Let’s begin at the end.
“On 9 September 2014, at a press conference in Ottawa, Prime Minister Harper announced to the world that one of Franklin’s ships had been found.”
It was a few days later when it was confirmed which of the two ships from the fabled Franklin Expedition it was – not the HMS Terror, but the second ship, James Clark Ross’s HMS Erebus. Franklin’s flagship would have to wait another two years to be discovered.
Both had been lost to the world for over a century and a half, and the subject of much time and money spent in trying to find them.
Michael Palin’s book is primarily concerned with HMS Erebus, but the two ships seem to be linked in both their origins, as bomb ships for the Royal Navy, and as war vessels that were eventually converted into exploration ships. They were partners in voyages of exploration to both Antarctica and the Arctic, and both perished in 1846 in what would become the Canadian North, so there’s a lot about both of them in this book.
Erebus was 13 years younger than her partner ship, having been built in 1826. Christened with the name of the darkest region of Hades, the Greek underworld, she was nevertheless put to the more peaceful purpose of advancing the scientific study of magnetism around the world, but especially in the southern polar regions, while also charting and naming many features of the continent.
Palin, who is certainly best known as a member of the Monty Python comedy troop, has had a second career as a travel writer, which has taken him around the world a number of times and, coincidentally, to many of the places he needed to be familiar with in order to write this book, which comes across as part history and part memoir.

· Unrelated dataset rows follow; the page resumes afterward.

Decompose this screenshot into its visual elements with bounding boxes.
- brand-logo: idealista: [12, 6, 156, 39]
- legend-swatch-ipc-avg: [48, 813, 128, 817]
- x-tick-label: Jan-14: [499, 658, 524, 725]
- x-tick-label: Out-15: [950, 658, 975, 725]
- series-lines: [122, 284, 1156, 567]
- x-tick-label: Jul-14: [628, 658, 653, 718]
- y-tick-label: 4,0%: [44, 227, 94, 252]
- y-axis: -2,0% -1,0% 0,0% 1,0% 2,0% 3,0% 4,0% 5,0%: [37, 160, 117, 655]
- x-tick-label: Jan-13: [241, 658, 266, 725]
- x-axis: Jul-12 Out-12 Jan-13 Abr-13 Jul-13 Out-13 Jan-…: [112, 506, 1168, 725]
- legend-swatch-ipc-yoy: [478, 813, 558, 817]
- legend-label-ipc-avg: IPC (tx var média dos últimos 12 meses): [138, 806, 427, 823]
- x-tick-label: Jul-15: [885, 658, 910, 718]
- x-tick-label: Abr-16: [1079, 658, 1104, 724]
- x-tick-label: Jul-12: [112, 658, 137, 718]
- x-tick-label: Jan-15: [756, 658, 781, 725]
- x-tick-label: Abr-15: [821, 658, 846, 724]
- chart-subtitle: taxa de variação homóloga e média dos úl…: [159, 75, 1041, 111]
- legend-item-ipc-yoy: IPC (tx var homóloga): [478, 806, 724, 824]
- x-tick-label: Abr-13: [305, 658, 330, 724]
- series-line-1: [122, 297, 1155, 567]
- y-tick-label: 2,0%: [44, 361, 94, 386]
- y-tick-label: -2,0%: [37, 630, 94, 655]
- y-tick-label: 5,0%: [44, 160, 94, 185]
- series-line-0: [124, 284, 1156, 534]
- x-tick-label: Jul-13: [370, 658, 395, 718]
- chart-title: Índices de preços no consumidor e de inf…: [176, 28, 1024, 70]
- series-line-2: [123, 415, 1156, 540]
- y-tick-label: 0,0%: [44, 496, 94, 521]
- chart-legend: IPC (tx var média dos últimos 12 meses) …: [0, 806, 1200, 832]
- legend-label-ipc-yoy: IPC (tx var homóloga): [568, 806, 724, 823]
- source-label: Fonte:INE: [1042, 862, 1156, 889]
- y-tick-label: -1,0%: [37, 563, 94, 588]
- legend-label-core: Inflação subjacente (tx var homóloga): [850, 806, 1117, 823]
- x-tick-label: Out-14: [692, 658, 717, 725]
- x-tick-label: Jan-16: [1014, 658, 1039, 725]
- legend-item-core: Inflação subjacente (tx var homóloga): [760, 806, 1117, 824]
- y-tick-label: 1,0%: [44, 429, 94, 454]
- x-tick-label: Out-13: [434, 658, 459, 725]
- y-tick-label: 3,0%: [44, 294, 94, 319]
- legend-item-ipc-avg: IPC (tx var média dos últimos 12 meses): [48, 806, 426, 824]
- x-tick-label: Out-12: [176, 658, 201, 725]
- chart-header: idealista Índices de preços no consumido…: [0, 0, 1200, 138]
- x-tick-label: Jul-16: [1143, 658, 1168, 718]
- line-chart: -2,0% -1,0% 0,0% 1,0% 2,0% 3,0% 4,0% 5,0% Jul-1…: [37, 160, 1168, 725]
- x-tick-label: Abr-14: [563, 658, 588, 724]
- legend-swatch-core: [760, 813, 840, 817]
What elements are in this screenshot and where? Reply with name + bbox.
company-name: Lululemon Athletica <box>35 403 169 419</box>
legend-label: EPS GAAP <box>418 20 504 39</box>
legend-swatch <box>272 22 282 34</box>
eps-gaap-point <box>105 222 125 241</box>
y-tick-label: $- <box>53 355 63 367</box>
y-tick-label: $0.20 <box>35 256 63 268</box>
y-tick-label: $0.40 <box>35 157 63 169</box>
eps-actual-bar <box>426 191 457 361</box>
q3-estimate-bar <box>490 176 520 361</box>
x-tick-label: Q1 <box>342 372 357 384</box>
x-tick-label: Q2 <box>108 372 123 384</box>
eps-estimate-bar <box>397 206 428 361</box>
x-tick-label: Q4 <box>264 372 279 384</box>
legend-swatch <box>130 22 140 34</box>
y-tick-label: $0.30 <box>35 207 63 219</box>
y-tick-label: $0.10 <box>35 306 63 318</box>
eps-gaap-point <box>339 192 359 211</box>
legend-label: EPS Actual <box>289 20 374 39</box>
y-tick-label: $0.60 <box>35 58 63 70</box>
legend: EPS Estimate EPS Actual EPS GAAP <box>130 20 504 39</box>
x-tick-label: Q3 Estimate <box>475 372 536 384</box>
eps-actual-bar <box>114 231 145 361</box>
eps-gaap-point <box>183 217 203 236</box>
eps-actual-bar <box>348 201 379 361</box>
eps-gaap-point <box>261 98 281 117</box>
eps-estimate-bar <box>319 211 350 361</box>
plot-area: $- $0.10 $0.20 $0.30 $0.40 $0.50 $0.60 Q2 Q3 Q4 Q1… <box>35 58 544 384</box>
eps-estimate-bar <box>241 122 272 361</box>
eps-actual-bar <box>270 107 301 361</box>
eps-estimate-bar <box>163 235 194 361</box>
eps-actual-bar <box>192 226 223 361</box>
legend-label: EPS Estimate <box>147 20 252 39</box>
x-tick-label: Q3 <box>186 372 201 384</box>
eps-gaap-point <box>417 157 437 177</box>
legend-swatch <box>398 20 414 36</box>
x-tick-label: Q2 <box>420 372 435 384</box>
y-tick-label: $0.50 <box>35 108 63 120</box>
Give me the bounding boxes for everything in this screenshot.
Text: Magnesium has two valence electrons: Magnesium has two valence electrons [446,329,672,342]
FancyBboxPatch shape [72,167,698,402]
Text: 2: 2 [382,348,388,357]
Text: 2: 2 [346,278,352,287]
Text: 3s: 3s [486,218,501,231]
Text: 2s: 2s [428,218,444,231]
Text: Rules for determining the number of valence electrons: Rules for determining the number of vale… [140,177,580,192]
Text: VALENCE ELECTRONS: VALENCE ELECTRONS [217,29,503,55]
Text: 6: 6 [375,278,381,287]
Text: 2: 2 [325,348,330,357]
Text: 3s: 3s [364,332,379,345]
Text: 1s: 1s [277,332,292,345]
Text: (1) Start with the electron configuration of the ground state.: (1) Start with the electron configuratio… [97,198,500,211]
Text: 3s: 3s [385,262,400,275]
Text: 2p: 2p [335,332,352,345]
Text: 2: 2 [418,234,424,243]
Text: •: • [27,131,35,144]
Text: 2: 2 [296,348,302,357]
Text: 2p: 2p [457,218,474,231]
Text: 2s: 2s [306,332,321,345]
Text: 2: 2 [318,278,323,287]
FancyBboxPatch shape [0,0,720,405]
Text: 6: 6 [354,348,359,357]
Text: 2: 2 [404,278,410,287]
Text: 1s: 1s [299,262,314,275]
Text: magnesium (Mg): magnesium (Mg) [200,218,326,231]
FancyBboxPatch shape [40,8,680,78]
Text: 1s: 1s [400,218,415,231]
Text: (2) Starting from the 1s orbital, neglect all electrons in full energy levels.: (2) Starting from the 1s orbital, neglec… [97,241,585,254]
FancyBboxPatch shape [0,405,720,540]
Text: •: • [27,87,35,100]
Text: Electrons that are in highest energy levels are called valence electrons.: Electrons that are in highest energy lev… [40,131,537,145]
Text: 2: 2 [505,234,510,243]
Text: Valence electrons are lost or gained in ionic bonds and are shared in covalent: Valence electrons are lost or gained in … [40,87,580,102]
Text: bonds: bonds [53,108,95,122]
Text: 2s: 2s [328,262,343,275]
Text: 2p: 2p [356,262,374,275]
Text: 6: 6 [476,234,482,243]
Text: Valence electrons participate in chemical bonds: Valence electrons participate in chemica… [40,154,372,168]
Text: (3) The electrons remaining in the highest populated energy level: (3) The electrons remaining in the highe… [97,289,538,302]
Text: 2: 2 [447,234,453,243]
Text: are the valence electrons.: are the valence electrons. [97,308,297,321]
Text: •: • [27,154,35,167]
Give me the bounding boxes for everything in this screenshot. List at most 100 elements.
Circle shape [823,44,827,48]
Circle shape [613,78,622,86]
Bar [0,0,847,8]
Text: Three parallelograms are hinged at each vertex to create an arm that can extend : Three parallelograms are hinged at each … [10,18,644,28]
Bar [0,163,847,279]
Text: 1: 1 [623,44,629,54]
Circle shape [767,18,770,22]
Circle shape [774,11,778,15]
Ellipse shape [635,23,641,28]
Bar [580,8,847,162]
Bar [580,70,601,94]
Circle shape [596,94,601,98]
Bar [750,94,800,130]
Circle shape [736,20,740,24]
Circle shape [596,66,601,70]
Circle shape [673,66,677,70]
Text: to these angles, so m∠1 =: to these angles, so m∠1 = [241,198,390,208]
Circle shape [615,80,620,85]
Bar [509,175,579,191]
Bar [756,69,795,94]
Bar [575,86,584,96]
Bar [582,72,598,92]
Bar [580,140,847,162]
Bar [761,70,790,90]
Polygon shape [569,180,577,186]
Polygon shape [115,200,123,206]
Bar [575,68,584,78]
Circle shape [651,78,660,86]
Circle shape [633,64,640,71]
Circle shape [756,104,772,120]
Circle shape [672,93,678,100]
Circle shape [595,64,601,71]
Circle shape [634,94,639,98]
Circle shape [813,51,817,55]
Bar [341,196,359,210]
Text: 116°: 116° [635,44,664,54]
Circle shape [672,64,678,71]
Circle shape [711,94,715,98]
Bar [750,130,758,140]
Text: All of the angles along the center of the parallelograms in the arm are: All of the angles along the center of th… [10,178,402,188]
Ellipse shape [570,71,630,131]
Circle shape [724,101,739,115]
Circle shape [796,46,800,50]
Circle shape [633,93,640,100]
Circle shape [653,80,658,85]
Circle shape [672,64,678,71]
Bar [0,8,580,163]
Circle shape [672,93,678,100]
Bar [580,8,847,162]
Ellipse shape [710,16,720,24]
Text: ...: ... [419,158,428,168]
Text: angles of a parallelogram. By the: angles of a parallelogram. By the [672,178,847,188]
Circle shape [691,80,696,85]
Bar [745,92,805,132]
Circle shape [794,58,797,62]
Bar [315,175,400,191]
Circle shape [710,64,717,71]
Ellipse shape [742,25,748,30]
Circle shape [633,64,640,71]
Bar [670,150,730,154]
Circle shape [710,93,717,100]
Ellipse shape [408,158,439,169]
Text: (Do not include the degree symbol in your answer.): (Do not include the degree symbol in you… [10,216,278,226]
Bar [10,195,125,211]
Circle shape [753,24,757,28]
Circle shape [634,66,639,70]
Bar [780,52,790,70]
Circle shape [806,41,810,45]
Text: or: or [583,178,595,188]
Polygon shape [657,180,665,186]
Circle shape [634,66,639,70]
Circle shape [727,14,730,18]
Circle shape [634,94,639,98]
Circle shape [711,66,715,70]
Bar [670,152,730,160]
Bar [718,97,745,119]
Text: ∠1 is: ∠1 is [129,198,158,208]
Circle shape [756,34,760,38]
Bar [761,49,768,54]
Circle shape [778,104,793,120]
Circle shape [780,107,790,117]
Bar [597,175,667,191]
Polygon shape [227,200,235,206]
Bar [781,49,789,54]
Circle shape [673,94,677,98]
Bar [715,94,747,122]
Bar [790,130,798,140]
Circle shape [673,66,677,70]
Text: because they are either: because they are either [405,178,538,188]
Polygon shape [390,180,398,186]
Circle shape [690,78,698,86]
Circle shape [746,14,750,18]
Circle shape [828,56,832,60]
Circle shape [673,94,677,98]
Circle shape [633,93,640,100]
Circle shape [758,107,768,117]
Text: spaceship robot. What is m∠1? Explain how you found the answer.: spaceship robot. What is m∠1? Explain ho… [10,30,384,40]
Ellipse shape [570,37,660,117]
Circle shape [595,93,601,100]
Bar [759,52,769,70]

There are lots of little asides comparing the places Erebus and Terror put into land with how Palin found them during his visits.
We get a good picture of life aboard the ships on their travels. Of course there is more to be said about the Antarctic expedition, as the officers on that trip survived to write popular books about it, while their final voyage to the north must be largely conjecture assembled from the kind of kitchen midden leavings that are the joy of archeologists, but tend to lack the human touch.
Palin makes up for that by delving into the lives of the central players, the captains of the two ships, as well as some of the officers who carried out the scientific studies which were so much a part of their voyages.
Erebus was delightful. Palin has an absorbing narrative style and relates the facts of the matter without being stuffy. There are lots of maps and black and white images scattered through its pages, as well as 16 pages of colour material in two inserts.
I was surprised by this book, which came to me as a Christmas gift from my son. I had to wait for cataract operations before I could read it, but it was the first non-fiction book I waded into when I could see words on paper again.